González-Grajera B, Mendoza Espejo R, Hinojosa Díaz J, Buitrago F
Centro de Salud Universitario La Paz, Unidad Docente de Medicina de Familia y Comunitaria, Badajoz.
Aten Primaria. 1995 Oct 31;16(7):433-6.
To assess the correctness and diagnostic concordance in referrals of patients to hospital Casualty Departments (CD); and the possible differences between rural and urban health centres (HC) as well as between general practitioners (GP) and family and community medicine (FCM) specialists.

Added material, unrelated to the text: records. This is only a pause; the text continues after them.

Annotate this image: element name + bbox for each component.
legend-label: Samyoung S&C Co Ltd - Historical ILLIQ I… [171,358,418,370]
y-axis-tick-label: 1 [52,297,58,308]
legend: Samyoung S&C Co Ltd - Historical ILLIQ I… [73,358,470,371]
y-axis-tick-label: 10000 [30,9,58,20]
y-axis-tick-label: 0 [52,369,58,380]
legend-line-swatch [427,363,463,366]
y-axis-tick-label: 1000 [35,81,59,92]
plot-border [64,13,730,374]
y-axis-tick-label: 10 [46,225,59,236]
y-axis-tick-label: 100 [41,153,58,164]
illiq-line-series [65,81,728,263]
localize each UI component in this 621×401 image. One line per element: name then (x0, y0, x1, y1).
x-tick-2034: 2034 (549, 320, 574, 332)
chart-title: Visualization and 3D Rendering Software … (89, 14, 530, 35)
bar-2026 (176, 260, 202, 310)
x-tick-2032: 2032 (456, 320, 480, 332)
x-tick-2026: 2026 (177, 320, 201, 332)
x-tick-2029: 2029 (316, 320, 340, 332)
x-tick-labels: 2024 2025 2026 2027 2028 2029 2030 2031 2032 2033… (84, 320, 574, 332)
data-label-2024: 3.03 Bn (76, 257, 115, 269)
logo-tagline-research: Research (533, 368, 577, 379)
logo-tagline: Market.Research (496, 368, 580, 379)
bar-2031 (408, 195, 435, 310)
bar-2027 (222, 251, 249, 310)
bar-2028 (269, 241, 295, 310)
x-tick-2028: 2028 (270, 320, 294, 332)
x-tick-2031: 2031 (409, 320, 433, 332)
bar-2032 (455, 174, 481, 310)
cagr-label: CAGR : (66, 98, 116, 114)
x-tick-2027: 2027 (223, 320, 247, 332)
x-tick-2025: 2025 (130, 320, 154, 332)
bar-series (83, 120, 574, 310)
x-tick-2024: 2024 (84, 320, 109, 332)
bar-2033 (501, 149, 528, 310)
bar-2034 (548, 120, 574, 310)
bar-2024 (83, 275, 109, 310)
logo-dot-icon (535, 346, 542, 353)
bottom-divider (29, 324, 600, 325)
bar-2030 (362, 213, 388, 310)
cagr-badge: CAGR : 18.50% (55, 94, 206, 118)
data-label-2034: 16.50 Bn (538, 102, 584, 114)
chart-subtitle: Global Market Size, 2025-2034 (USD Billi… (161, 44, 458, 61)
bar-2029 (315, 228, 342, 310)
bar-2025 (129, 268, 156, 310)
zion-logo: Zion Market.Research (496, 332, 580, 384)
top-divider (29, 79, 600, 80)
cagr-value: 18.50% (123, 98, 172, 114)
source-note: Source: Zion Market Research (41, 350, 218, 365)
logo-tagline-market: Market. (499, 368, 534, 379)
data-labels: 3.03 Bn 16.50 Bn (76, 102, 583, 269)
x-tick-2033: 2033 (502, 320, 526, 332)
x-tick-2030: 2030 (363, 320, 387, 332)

Observational study of a crossover nature.
Health area 1 in the province of Badajoz.
800 patients, referred to their local hospital Casualty Department.
50.5% of all referrals were considered justified. 15.1% of the patients referred were admitted to hospital. 50.7% of referrals from GPs were found to be correct, against 47% from FCM specialists; and 49% of those referred from rural HCs were correct, as against 45.9% of those referred from urban HCs (no significant differences). Only 54% of referrals had a diagnostic hypothesis, with diagnostic concordance at 50%. There was diagnostic concordance in 28.1% of GP referrals, against 33.3% of FCM specialists; and in 27.5% of those from rural HCs against 26.1% from urban HCs (no significant differences).
We found no differences in the correctness of referrals or diagnostic concordance of patients seen in the CD of our city's health area, neither between patients referred from rural and urban HCs, nor between patients referred by GPs and FCM specialists.